Witam serdecznie, dziękuję bardzo za komentarze.
Dalsza część rodzinki Kent ( nr 30 )
Barney po rozmowie z Giną, ruszył w dalszą drogę do swojego apartamentu.
Już miał zamiar się iść kąpać, gdy ktoś zadzwonił do drzwi. Kto to może być? Pomyślał i poszedł otworzyć.
- Hello przystojniaku.
- Co tutaj robisz? Zdaje mi się, że cię nie zapraszałem.
- To nic, postanowiłam wpaść i się zabawić.
- Odbiło ci?
- Już ci się nie podobam?

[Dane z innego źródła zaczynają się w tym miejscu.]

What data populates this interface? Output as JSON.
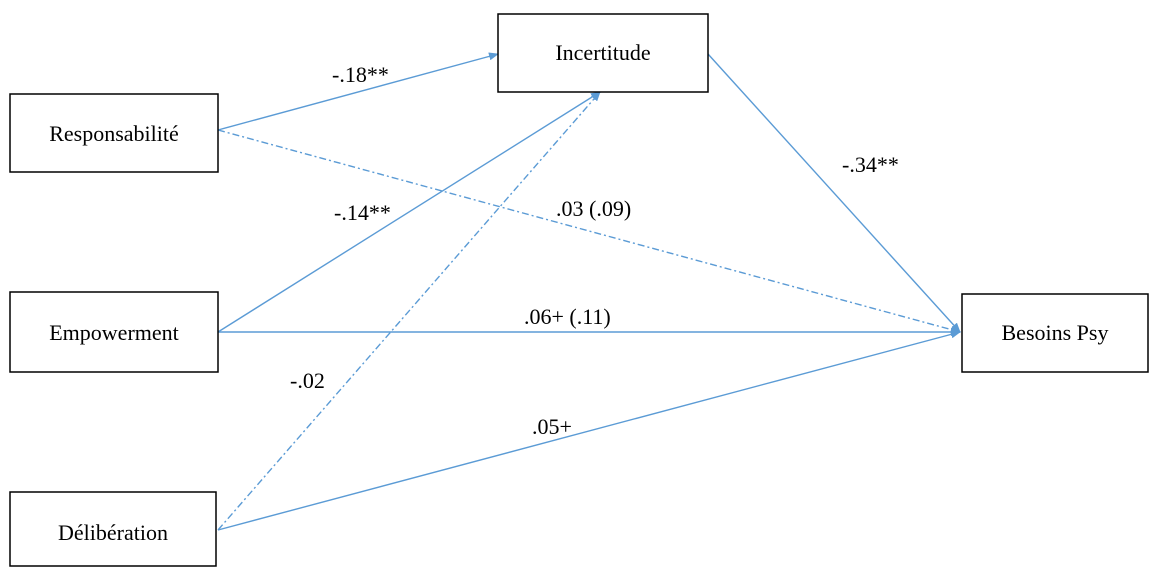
{
  "nodes": {
    "responsabilite": "Responsabilité",
    "empowerment": "Empowerment",
    "deliberation": "Délibération",
    "incertitude": "Incertitude",
    "besoins_psy": "Besoins Psy"
  },
  "edges": {
    "responsabilite_incertitude": "-.18**",
    "empowerment_incertitude": "-.14**",
    "deliberation_incertitude": "-.02",
    "incertitude_besoins": "-.34**",
    "responsabilite_besoins": ".03 (.09)",
    "empowerment_besoins": ".06+ (.11)",
    "deliberation_besoins": ".05+"
  },
  "colors": {
    "arrow": "#5b9bd5",
    "box_border": "#000000"
  }
}
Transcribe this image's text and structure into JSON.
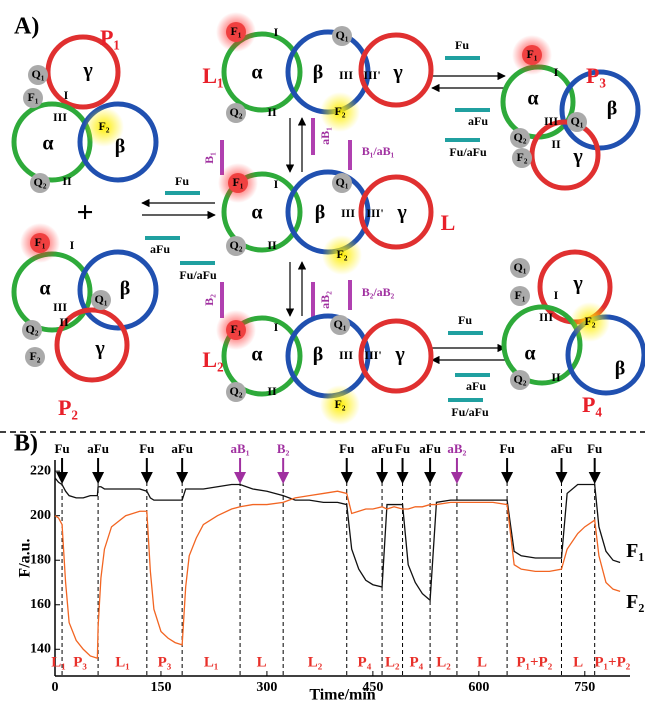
{
  "panel_a": {
    "label": "A)",
    "plus": "+",
    "complexes": [
      {
        "labels": [
          "P₁",
          "γ",
          "α",
          "β",
          "Q₁",
          "F₁",
          "I",
          "III",
          "F₂",
          "Q₂",
          "II"
        ]
      },
      {
        "labels": [
          "F₁",
          "I",
          "α",
          "III",
          "β",
          "Q₁",
          "Q₂",
          "II",
          "F₂",
          "γ",
          "P₂"
        ]
      },
      {
        "labels": [
          "L₁",
          "F₁",
          "I",
          "α",
          "β",
          "III",
          "III'",
          "γ",
          "Q₁",
          "Q₂",
          "II",
          "F₂"
        ]
      },
      {
        "labels": [
          "F₁",
          "I",
          "α",
          "β",
          "III",
          "III'",
          "γ",
          "Q₁",
          "Q₂",
          "II",
          "F₂",
          "L"
        ]
      },
      {
        "labels": [
          "F₁",
          "I",
          "α",
          "β",
          "III",
          "III'",
          "γ",
          "Q₁",
          "Q₂",
          "II",
          "F₂",
          "L₂"
        ]
      },
      {
        "labels": [
          "F₁",
          "I",
          "P₃",
          "α",
          "β",
          "Q₁",
          "III",
          "Q₂",
          "II",
          "F₂",
          "γ"
        ]
      },
      {
        "labels": [
          "γ",
          "Q₁",
          "F₁",
          "I",
          "III",
          "F₂",
          "α",
          "β",
          "Q₂",
          "II",
          "P₄"
        ]
      }
    ],
    "reagents": [
      "Fu",
      "aFu",
      "Fu/aFu",
      "Fu",
      "aFu",
      "Fu/aFu",
      "Fu",
      "aFu",
      "Fu/aFu",
      "B₁",
      "aB₁",
      "B₁/aB₁",
      "B₂",
      "aB₂",
      "B₂/aB₂"
    ]
  },
  "chart_data": {
    "type": "line",
    "panel_label": "B)",
    "xlabel": "Time/min",
    "ylabel": "F/a.u.",
    "xlim": [
      0,
      814
    ],
    "ylim": [
      128,
      234
    ],
    "xticks": [
      0,
      150,
      300,
      450,
      600,
      750
    ],
    "yticks": [
      140,
      160,
      180,
      200,
      220
    ],
    "x": [
      0,
      5,
      10,
      15,
      20,
      30,
      40,
      50,
      60,
      61,
      65,
      70,
      80,
      100,
      120,
      130,
      135,
      140,
      150,
      160,
      170,
      180,
      185,
      190,
      200,
      210,
      230,
      250,
      262,
      280,
      300,
      323,
      340,
      360,
      380,
      400,
      413,
      420,
      430,
      440,
      450,
      463,
      470,
      480,
      492,
      500,
      510,
      520,
      531,
      540,
      560,
      580,
      600,
      620,
      640,
      650,
      660,
      680,
      700,
      717,
      725,
      740,
      750,
      764,
      770,
      780,
      790,
      800
    ],
    "series": [
      {
        "name": "F₁",
        "color": "#111111",
        "values": [
          217,
          215,
          214,
          211,
          209,
          208,
          208,
          209,
          209,
          213,
          213,
          212,
          212,
          212,
          212,
          211,
          208,
          207,
          207,
          207,
          207,
          207,
          212,
          212,
          212,
          212,
          213,
          214,
          214,
          212,
          211,
          209,
          207,
          207,
          206,
          206,
          205,
          185,
          176,
          171,
          169,
          168,
          205,
          205,
          205,
          178,
          170,
          165,
          162,
          206,
          207,
          207,
          207,
          207,
          207,
          184,
          182,
          181,
          181,
          181,
          210,
          214,
          214,
          214,
          195,
          184,
          180,
          179
        ]
      },
      {
        "name": "F₂",
        "color": "#f26522",
        "values": [
          200,
          199,
          196,
          170,
          152,
          144,
          140,
          137,
          136,
          150,
          172,
          185,
          195,
          200,
          202,
          202,
          175,
          158,
          148,
          145,
          143,
          142,
          168,
          182,
          190,
          196,
          200,
          203,
          204,
          205,
          205,
          206,
          208,
          209,
          210,
          211,
          210,
          201,
          202,
          203,
          203,
          204,
          203,
          204,
          203,
          203,
          204,
          204,
          205,
          205,
          206,
          206,
          206,
          206,
          205,
          178,
          176,
          175,
          175,
          176,
          185,
          192,
          195,
          198,
          182,
          170,
          167,
          166
        ]
      }
    ],
    "events": [
      {
        "x": 10,
        "label": "Fu",
        "color": "#000000"
      },
      {
        "x": 61,
        "label": "aFu",
        "color": "#000000"
      },
      {
        "x": 130,
        "label": "Fu",
        "color": "#000000"
      },
      {
        "x": 180,
        "label": "aFu",
        "color": "#000000"
      },
      {
        "x": 262,
        "label": "aB₁",
        "color": "#a030a0"
      },
      {
        "x": 323,
        "label": "B₂",
        "color": "#a030a0"
      },
      {
        "x": 413,
        "label": "Fu",
        "color": "#000000"
      },
      {
        "x": 463,
        "label": "aFu",
        "color": "#000000"
      },
      {
        "x": 492,
        "label": "Fu",
        "color": "#000000"
      },
      {
        "x": 531,
        "label": "aFu",
        "color": "#000000"
      },
      {
        "x": 569,
        "label": "aB₂",
        "color": "#a030a0"
      },
      {
        "x": 640,
        "label": "Fu",
        "color": "#000000"
      },
      {
        "x": 717,
        "label": "aFu",
        "color": "#000000"
      },
      {
        "x": 764,
        "label": "Fu",
        "color": "#000000"
      }
    ],
    "states": [
      "L₁",
      "P₃",
      "L₁",
      "P₃",
      "L₁",
      "L",
      "L₂",
      "P₄",
      "L₂",
      "P₄",
      "L₂",
      "L",
      "P₁+P₂",
      "L",
      "P₁+P₂"
    ],
    "state_color": "#e8302a"
  }
}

Już ci się znudziłam?
- Przestań, nie mam dzisiaj czasu, możesz iść?
- Co jest? Nie traktuj mnie tak.
- Mówiłem ci nie mam czasu.
- Barney, a wcześniej mówiłeś, że zawsze mogę tu przyjść i mówiłeś, że jestem wyjątkowa.
- Chyba nie wierzysz w każde słowo?
- Ale ty jesteś dwulicowy! Ja ci uwierzyłam, byłam na jeden raz? - wzburzyła się.
- Przestań robić sceny, mam robotę, możesz wyjść?
- Kolo, powiedziałam ci nie traktuj mnie, jak jakiejś taniej zdziry!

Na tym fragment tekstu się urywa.